État de la, d'une question. Point sur une question, à un moment ou un stade précis. Exposer l'état de la question :
14. Parce qu'on fait tous les jours de mauvais vers, faut-il condamner tous les vers? Et n'y a-t-il pas des épopées en vers, d'un ennui mortel? Si le Télémaque n'est pas un poëme, que sera-t-il? Un roman? Certainement le Télémaque diffère encore plus du roman que du poëme, dans le sens où nous entendons aujourd'hui ces deux mots. Voilà l'état de la question; je laisse la décision aux habiles. Chateaubr., Martyrs,t. 1, 1810, p. 24.
Rem. a) Qq. dict. enregistrent dans le domaine jur. affaire en état (pour désigner une affaire en état d'être jugée). Mettre un procès, une affaire en état (Ac.). b) Les dict. et la docum. enregistrent la loc. adv. en tout état de cause (cf. cause IB 2 b).
LING. État de langue. Moment déterminé dans l'évolution d'une langue. On a appliqué le terme de loi à des phénomènes particuliers qui ne sont valables que pour un état de langue déterminé ou pour un moment déterminé de l'évolution d'une langue donnée (Perrot, Ling.,1953, p. 124).Cf. également Saussure, Ling. gén., 1916, p. 143, 170.

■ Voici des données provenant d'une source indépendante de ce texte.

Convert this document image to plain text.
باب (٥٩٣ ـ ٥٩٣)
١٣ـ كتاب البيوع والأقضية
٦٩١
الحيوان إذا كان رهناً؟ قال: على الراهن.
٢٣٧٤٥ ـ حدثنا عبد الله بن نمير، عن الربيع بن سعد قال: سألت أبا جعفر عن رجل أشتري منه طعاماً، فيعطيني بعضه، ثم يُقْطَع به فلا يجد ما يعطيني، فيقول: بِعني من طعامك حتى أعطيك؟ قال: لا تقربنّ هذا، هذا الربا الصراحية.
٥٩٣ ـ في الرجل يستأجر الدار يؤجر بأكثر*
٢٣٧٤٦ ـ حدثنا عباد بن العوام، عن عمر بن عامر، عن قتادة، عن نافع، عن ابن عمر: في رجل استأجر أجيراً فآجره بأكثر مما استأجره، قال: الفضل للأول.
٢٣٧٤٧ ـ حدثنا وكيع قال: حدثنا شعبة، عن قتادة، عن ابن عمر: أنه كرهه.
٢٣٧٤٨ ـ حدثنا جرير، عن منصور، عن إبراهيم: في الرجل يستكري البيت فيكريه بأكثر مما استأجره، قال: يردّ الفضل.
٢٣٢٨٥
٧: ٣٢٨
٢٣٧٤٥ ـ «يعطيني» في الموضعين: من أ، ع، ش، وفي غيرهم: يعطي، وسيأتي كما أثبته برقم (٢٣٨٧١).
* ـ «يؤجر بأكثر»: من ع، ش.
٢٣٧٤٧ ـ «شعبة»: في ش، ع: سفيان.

SC. PHYS. État de la matière; état solide, liquide, gazeux; état critique d'un corps; état natif; état initial, final d'une réaction chimique; état pur :
15. La température de la planette que nous habitons se trouvant très-voisine du degré où l'eau passe de l'état liquide à l'état solide, et réciproquement, et ce phénomène s'opérant fréquemment sous nos yeux, il n'est pas étonnant que dans toutes les langues, au moins dans les climats où l'on éprouve une sorte d'hiver, on ait donné un nom à l'eau devenue solide par l'absence du calorique. Lavoisier, Chim.,t. 1, 1789, p. 51.
SYNT. État fondamental ou normal; état excité; état initial, final; état métastable, stationnaire d'un atome, d'un noyau.
Rem. Qq. dict. enregistrent en grav. : Conditions d'une planche aux différents états du travail, depuis le premier état jusqu'à l'état de tirage. État d'eau forte pure (avant retouche à la pointe sèche).
1. P. ext., souvent au plur. Constat écrit d'un état de choses en un lieu et à un moment donnés. Dresser, remplir des états journaliers, récapitulatifs; état de récettes et dépenses. Synon. inventaire, liste, contrôle.États nominatifs de pertes (blessés, disparus, tués) (Lubrano-Lavadera, Législ. et admin. milit.,1954, p. 86).État prévisionnel des dépenses de l'assemblée (Ginestet, Ass. parlem. europ.,1959, p. 117).
Contrôle (des personnes). État du personnel; cette personne ne figure plus sur nos états.
État(s) de services d'un employé (fonctionnaire, militaire). Ensemble des services accomplis par cet employé. Fournir de beaux, de brillants états de services. Quelques grognards vantaient leurs états de services (About, Roi mont.,1857, p. 153).M. le gouverneur a bien voulu oublier mes paroles un peu vives en souvenir de mes états de services (A. Daudet, Nabab,1877, p. 184).
État de lieux, plus couramment état des lieux. Inventaire à valeur juridique. Rédiger un état des lieux (supra IB).
Rem. Les dict. enregistrent également état estimatif des meubles, état liquidatif (des biens d'une communauté, d'une succession); état cadastral; état parcellaire [,,liste des propriétaires des parcelles touchées par le tracé d'une voie de communication`` (Barr. 1974)]; état de frais; état d'hypothèques.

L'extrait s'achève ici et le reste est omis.